I went up with another fellow and we got the third man down. As we were going down the stairs, another shell came and burst about 20 yards to the flank and, I found afterwards, smashed in half another cellar on top of three men, also killing three of the limber horses and wounding the fourth…

The shelling stopped and we went up to count the damage.

Right on top of the cellar was a huge crater, 6 ft. across and going right through the 3 ft. of bricks on top of the roof. It was not 6 ft. from where my head had been. Two small beams had apparently saved me. They were riddled with splinters, but apparently the force of the shell had gone in another direction.

Five men were lying round the entrance dead. Three of them were in my company and two belonged to the other company. One of my best sergeants and two of my best men. The two others were guides.

We took the personal effects of the five to send to their homes and put them in a shell hole not far away. We buried them this morning. The three horses are still lying across the road. Two of my wounded have since died in the dressing station. In all I lost about ten men killed and wounded, and the other company about seven.

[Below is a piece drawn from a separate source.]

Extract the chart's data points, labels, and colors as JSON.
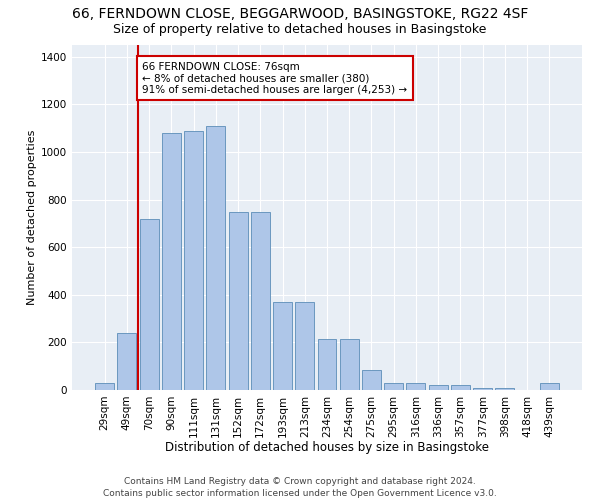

Incidents like this are happening every day on all parts of the front and they happen pretty frequently around here, but you seldom hear about these small details, so I thought I would tell you about one of them – not so much for the morbid interest of the thing as to give you some idea of what war is like…

I am very fit at present with the exception of slight deafness and headache caused by the explosion.”

Certainly, such details are not to be found in our newspapers or, from what Jack Gamlen told us, Brigade Intelligence Reports either.

 

 

December 5th 1916

Lieut. Jack Gamlen (OBLI) was last in touch back in October, to tell us the story of his regiment’s involvement in the Somme battle in August. He said then that the Somme trenches were “very horrible.” His latest letter tells that, for the time being at least, he has escaped them:

23.11.16. “When you have been wet through for a week, have just come out of the trenches and are standing in the main street of a horrible and historic village, looking through glasses at the German lines, it is pleasant suddenly to have your elbow jogged by your Commanding Officer and to be told that you are to report forthwith at the Brigade Headquarters. Every so often a subaltern is detailed for attachment for instruction in staff duties…

As I approached Brigade Headquarters, I remembered that I had neither washed nor shaved for a week and felt very much ashamed of my appearance…

I was conducted into the presence of the Brigadier, a young and very handsome man with many medals. He was reading the ‘Times’ and told me to sit down and eat.

After a pause he put down his newspaper, looked long at me and in a mild, tired voice said, ‘Soaked through I suppose!’

‘Yes, sir.’

‘And the men?’

‘Soaked through all the time, Sir.’

Then he gave a very refined groan and went on reading the paper.

It was not long before I learnt that this Brigadier was as ready to be soaked through as any of the men, but, at the time, he seemed an exquisite being, remote from war, and mud, and hardship.

I made myself presentable by lunch, when we were joined by the OC Machine Gun Company, no less a person than L Grundy OD. He is my junior by many years and we had never met before. Now we meet nearly every day, but have not yet found time to talk much about the School…

By night I was mostly at Headquarters, but by day I often went out with the Brigadier on his visits to the various Battalion Headquarters. We were frequently shelled and once or twice had quite narrow escapes, but the Brigadier’s personality is such that I think no shell would dare to come too close to him…

My chief job was to write the daily Brigade Intelligence Report, which goes on to the Division. To do so sometimes made me shiver at the cold-bloodedness of my task. It is one thing to put down, ‘The right-half Battalion sent out a patrol between 2 and 4 a.m. which did so and so,’ and a very different thing to go on patrol oneself. The same is true of ration-carrying parties. How well I know them! One must see the game oneself in order to realize how much hardship, danger and often heroism, is compressed into six cold lines of an Intelligence Report.”